Colleyville, Texas Feb. 01, 2017
Colleyville Murder Suspect Gets a Plea Deal for 14 Years
On Monday Bernard “Little Joe” Gorman, took a plea deal in front of District Judge George Gallagher. Gorman, who had been charged with Murder took a plea for a lesser charge of Conspiracy to Commit Murder and could have been sentenced to 20 Years but agreed with the Prosecution to a 14 year sentence.
See an original article from LocalNewsOnly.com Archives from the Arrest Announcement on February 15, 2015 by clicking on the link below.

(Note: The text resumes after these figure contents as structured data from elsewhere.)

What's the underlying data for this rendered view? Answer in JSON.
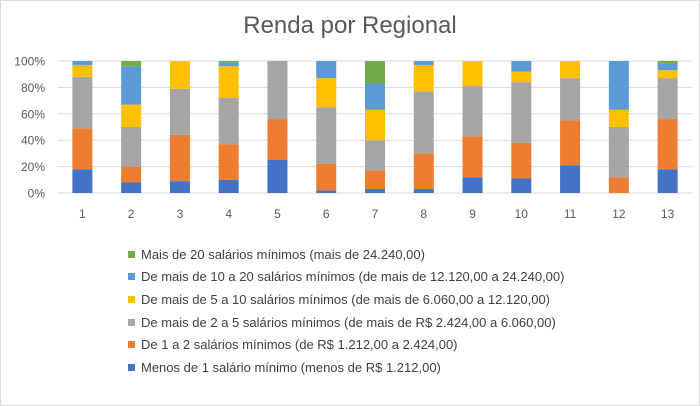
{
  "chart_data": {
    "type": "bar",
    "stacked": true,
    "percent": true,
    "title": "Renda por Regional",
    "categories": [
      "1",
      "2",
      "3",
      "4",
      "5",
      "6",
      "7",
      "8",
      "9",
      "10",
      "11",
      "12",
      "13"
    ],
    "y_ticks": [
      "0%",
      "20%",
      "40%",
      "60%",
      "80%",
      "100%"
    ],
    "ylim": [
      0,
      100
    ],
    "grid": true,
    "legend_position": "bottom",
    "series": [
      {
        "name": "Menos de 1 salário mínimo (menos de R$ 1.212,00)",
        "color": "#4472c4",
        "values": [
          18,
          8,
          9,
          10,
          25,
          2,
          3,
          3,
          12,
          11,
          21,
          0,
          18
        ]
      },
      {
        "name": "De 1 a 2 salários mínimos (de R$ 1.212,00 a 2.424,00)",
        "color": "#ed7d31",
        "values": [
          31,
          12,
          35,
          27,
          31,
          20,
          14,
          27,
          31,
          27,
          34,
          12,
          38
        ]
      },
      {
        "name": "De mais de 2 a 5 salários mínimos (de mais de R$ 2.424,00 a 6.060,00)",
        "color": "#a5a5a5",
        "values": [
          39,
          30,
          35,
          35,
          44,
          43,
          23,
          47,
          38,
          46,
          32,
          38,
          31
        ]
      },
      {
        "name": "De mais de 5 a 10 salários mínimos (de mais de 6.060,00 a 12.120,00)",
        "color": "#ffc000",
        "values": [
          9,
          17,
          21,
          24,
          0,
          22,
          23,
          20,
          19,
          8,
          13,
          13,
          6
        ]
      },
      {
        "name": "De mais de 10 a 20 salários mínimos (de mais de 12.120,00 a 24.240,00)",
        "color": "#5b9bd5",
        "values": [
          3,
          29,
          0,
          3,
          0,
          13,
          20,
          3,
          0,
          8,
          0,
          37,
          5
        ]
      },
      {
        "name": "Mais de 20 salários mínimos (mais de 24.240,00)",
        "color": "#70ad47",
        "values": [
          0,
          4,
          0,
          1,
          0,
          0,
          17,
          0,
          0,
          0,
          0,
          0,
          2
        ]
      }
    ]
  }
}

http://archive.localnewsonly.com/2015lno/news/02/15_02_18Murderarrest.htm
2 Comments
mike ercops
This is what is wrong with this country. Bargain a murder charge down to a shorter sentence! This “citizen” will go to jail, make new friends and criminal contacts, and be back out on the street in 7 years for time served if he maintains a clean record while in jail. Then society will most likely have to deal with this citizen again. So this is the slap on the hand that he gets for killing an innocent person. Bring back public hanging and we will not only rid society of this kind of person, but send a strong message that if you murder you will be killed. an eye for an eye!
Steven Evans
Ah yes, Leviticus, of course later contradicted by the Apostle Matthew. I’m sure you’ve heard the phrase “An eye for an eye leaves the whole world blind”. I don’t believe there should be zero capital punishment, however public hangings? Thats ridiculous. We are a society not barbarians. We are better than that. And by killing someone like this guy, who likely was conned into it by his father, how does this make us any better than the murderers? Revenge is not justice. Undoubtably our criminal justice system needs reformed. 14 years seems paltry for murder. Strength is not just throwing around power over life and death indiscriminately, we are Americans, not some authoritarian dictatorship. There’s plenty wrong with our county, plenty wrong with the justice system, but it has nothing to do with “we don’t kill enough people” Instead maybe we should reform our prison systems to actually prevent reoffending and tackle the root of the problem.